ABD’nin NATO üzerinden, Karadeniz’de izlediği yayılma politikası Ukrayna’yı, NATO’ya dahil etme isteğinin sonucu olarak Rusya’nın, Ukranya’ya saldırısına başka bir yön kazandırdı. Rusya’nın, Ukranya’ya saldırı nedeni sadece bu olmasa da, bu belirti, Rus işgalciliğini körükleyen önemli bir neden olarak hem Putin’e hem de NATO’ya stratejik olanaklar sağlıyor.
Putin’in ideolojik ve politik diktatöryal zihniyeti, Ukrayna diye bir ülkenin varlığını kabullenememe mesajını dünya kamuoyuna yansıtıyor.
Putin’in Ukranya’yı ayrı bir ulus olarak kabullenemeyişi, dünya kamuoyuna emperyalist devletlerin özgürlük hakkındaki düşüncelerini irdeleten güncel bir konu.
Putin’in yaşayan bir halkın etnik kimliğine ve bağımsızlığına itirazı, Rus milliyetçiliğinin tekrar hortlayan faşizmini göstermektedir.
Son iki haftadır, bütün dünyanın gözlerinin bu savaşa odaklanması, Rusya-Ukranya savaşının sadece yerelde değil; klasik savaş duyarlılığının ötesinde olup, savaşın artık ne kadar tehlikeli boyutlara ulaştığını anlatmaktadır. Çünkü eskiden savaşların toplumsal etkisi, ağırlıklı olarak yerel düzeydeydi. Fakat emperyalist savaş stratejilerinin dünya halkları açısından kıyamet korkusu kadar hissedilir olması emperyalizmin, halkların bilincinde ne kadar derin bir yer edindiğini fark ettirmektedir.
Sermayenin küreselleşmesi, enerji kaynaklarının sınıfsal boyutunun büyümesi, savaşlara her halükarda evrensel bir nicelik ve nitelik kazandırmaktadır. Bununla bağlantılı olarak Rusya-Ukranya savaşı, Rusya’nın nükleer bir güç olduğunu ve Rusya’nın, Avrupa’ya doğalgaz tedariki konusunda eko-politik bir öneminin olduğunu hatırlatmaktadır. Bu hatırlatma aynı zamanda, kapitalist sistemin tüketim toplumu olmuş bizlerin, Rusya’nın bu acımasız saldırışına karşı neden çaresiz seyirci kaldığımızıda özetleyen bir gerçektir.

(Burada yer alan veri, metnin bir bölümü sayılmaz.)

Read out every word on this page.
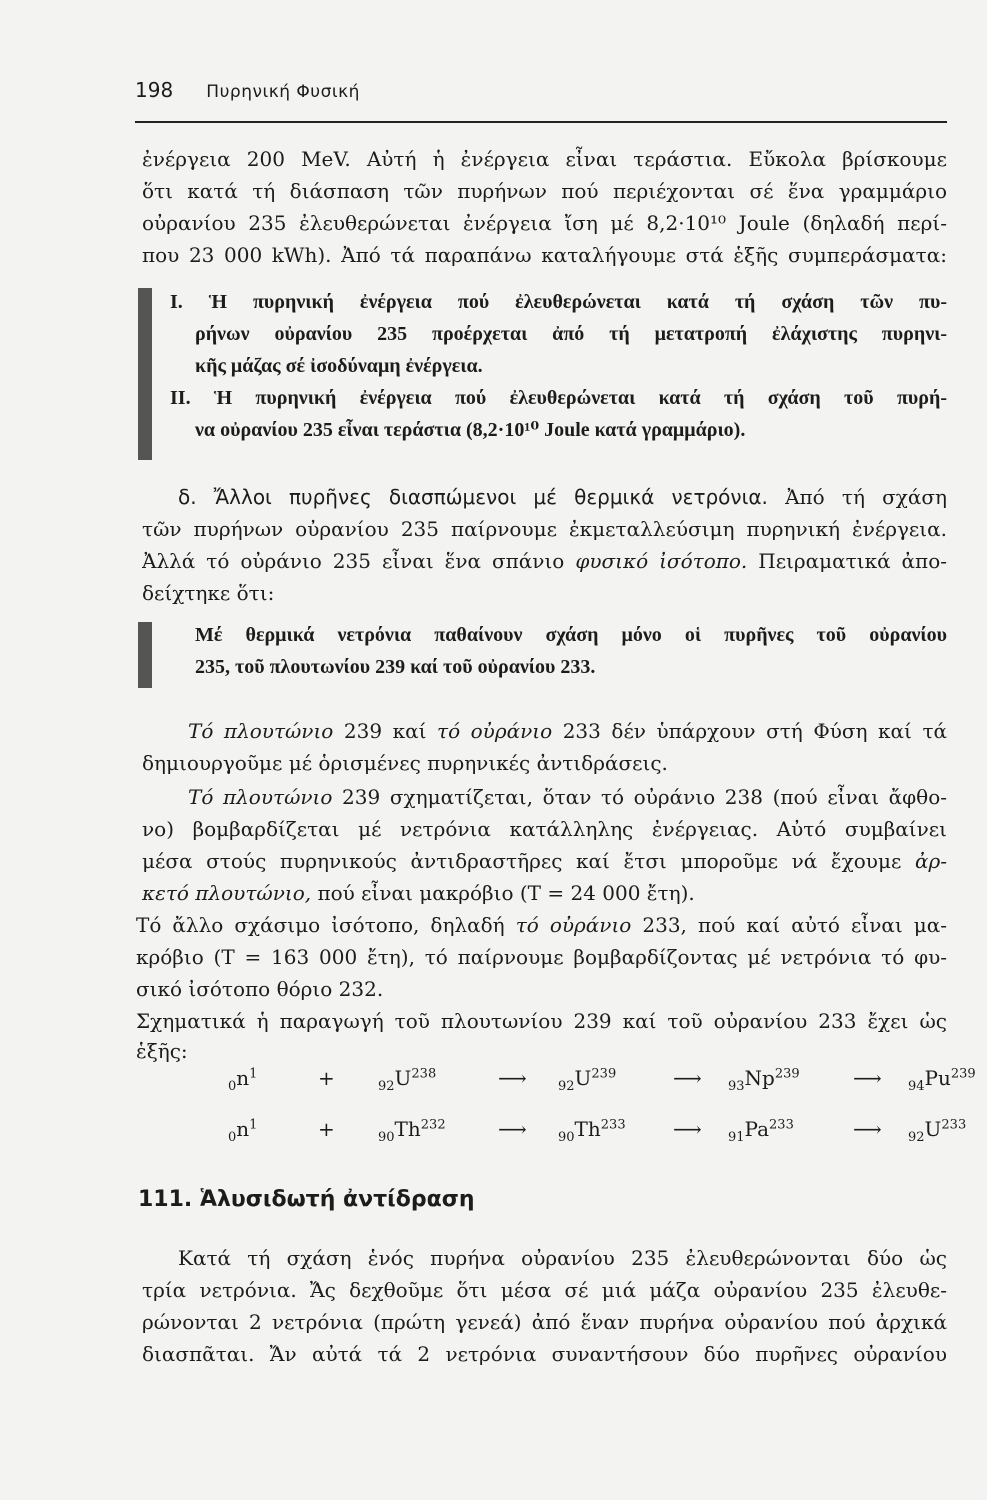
198 Πυρηνική Φυσική
ἐνέργεια 200 MeV. Αὐτή ἡ ἐνέργεια εἶναι τεράστια. Εὔκολα βρίσκουμε
ὅτι κατά τή διάσπαση τῶν πυρήνων πού περιέχονται σέ ἕνα γραμμάριο
οὐρανίου 235 ἐλευθερώνεται ἐνέργεια ἴση μέ 8,2·10¹⁰ Joule (δηλαδή περί-
που 23 000 kWh). Ἀπό τά παραπάνω καταλήγουμε στά ἑξῆς συμπεράσματα:
I. Ἡ πυρηνική ἐνέργεια πού ἐλευθερώνεται κατά τή σχάση τῶν πυ-
ρήνων οὐρανίου 235 προέρχεται ἀπό τή μετατροπή ἐλάχιστης πυρηνι-
κῆς μάζας σέ ἰσοδύναμη ἐνέργεια.
II. Ἡ πυρηνική ἐνέργεια πού ἐλευθερώνεται κατά τή σχάση τοῦ πυρή-
να οὐρανίου 235 εἶναι τεράστια (8,2·10¹⁰ Joule κατά γραμμάριο).
δ. Ἄλλοι πυρῆνες διασπώμενοι μέ θερμικά νετρόνια. Ἀπό τή σχάση
τῶν πυρήνων οὐρανίου 235 παίρνουμε ἐκμεταλλεύσιμη πυρηνική ἐνέργεια.
Ἀλλά τό οὐράνιο 235 εἶναι ἕνα σπάνιο φυσικό ἰσότοπο. Πειραματικά ἀπο-
δείχτηκε ὅτι:
Μέ θερμικά νετρόνια παθαίνουν σχάση μόνο οἱ πυρῆνες τοῦ οὐρανίου
235, τοῦ πλουτωνίου 239 καί τοῦ οὐρανίου 233.
Τό πλουτώνιο 239 καί τό οὐράνιο 233 δέν ὑπάρχουν στή Φύση καί τά
δημιουργοῦμε μέ ὁρισμένες πυρηνικές ἀντιδράσεις.
Τό πλουτώνιο 239 σχηματίζεται, ὅταν τό οὐράνιο 238 (πού εἶναι ἄφθο-
νο) βομβαρδίζεται μέ νετρόνια κατάλληλης ἐνέργειας. Αὐτό συμβαίνει
μέσα στούς πυρηνικούς ἀντιδραστῆρες καί ἔτσι μποροῦμε νά ἔχουμε ἀρ-
κετό πλουτώνιο, πού εἶναι μακρόβιο (T = 24 000 ἔτη).
Τό ἄλλο σχάσιμο ἰσότοπο, δηλαδή τό οὐράνιο 233, πού καί αὐτό εἶναι μα-
κρόβιο (T = 163 000 ἔτη), τό παίρνουμε βομβαρδίζοντας μέ νετρόνια τό φυ-
σικό ἰσότοπο θόριο 232.
Σχηματικά ἡ παραγωγή τοῦ πλουτωνίου 239 καί τοῦ οὐρανίου 233 ἔχει ὡς
ἑξῆς:
$_0n^1$	+	$_{92}U^{238}$	⟶ $_{92}U^{239}$	⟶ $_{93}Np^{239}$	⟶ $_{94}Pu^{239}$
$_0n^1$	+	$_{90}Th^{232}$	⟶ $_{90}Th^{233}$ ⟶ $_{91}Pa^{233}$	⟶ $_{92}U^{233}$
111. Ἁλυσιδωτή ἀντίδραση
Κατά τή σχάση ἑνός πυρήνα οὐρανίου 235 ἐλευθερώνονται δύο ὡς
τρία νετρόνια. Ἄς δεχθοῦμε ὅτι μέσα σέ μιά μάζα οὐρανίου 235 ἐλευθε-
ρώνονται 2 νετρόνια (πρώτη γενεά) ἀπό ἕναν πυρήνα οὐρανίου πού ἀρχικά
διασπᾶται. Ἄν αὐτά τά 2 νετρόνια συναντήσουν δύο πυρῆνες οὐρανίου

Ayrıca günümüz dünyasında yaşanılan savaşların sadece işgale uğrayan ülkenin dışındaki ülkeleride tehdit etmesi, kapitalist-emperyalist dünya düzeninin şekillendirmiş olduğu stratejik bir karardır. Rusya ve Ukrayna arasında süren görüşmeler her ne kadar devam etse de, Nato’nun ve Rusya’nın küresel hedeflerine ulaşması bakımından, bu görüşmelerden olumlu bir netice beklemek saflıktır.
Yeni dünya düzeninin çizilen haritasını incelediğimizde, umutvari olmak pek de inandırıcı olmuyor.
Ukrayna’daki savaşın ABD-NATO güçleri ile Rusya arasındaki emperyalist rekabet ve paylaşım savaşı olması, savaşı takip edenler açısından, bu savaşın sınıfsal bir savaş olduğu hakikatini gözler önüne sermektedir.
Bu yüzden, dünya halklarının sınıf bilinci doğrultusunda bu savaşı analiz etmeleri;
evrensel insanlığın kurtuluşu için, neler yapılması gerektiği hakkında doğru ve istikrarlı bir mücadele belirleyecektir.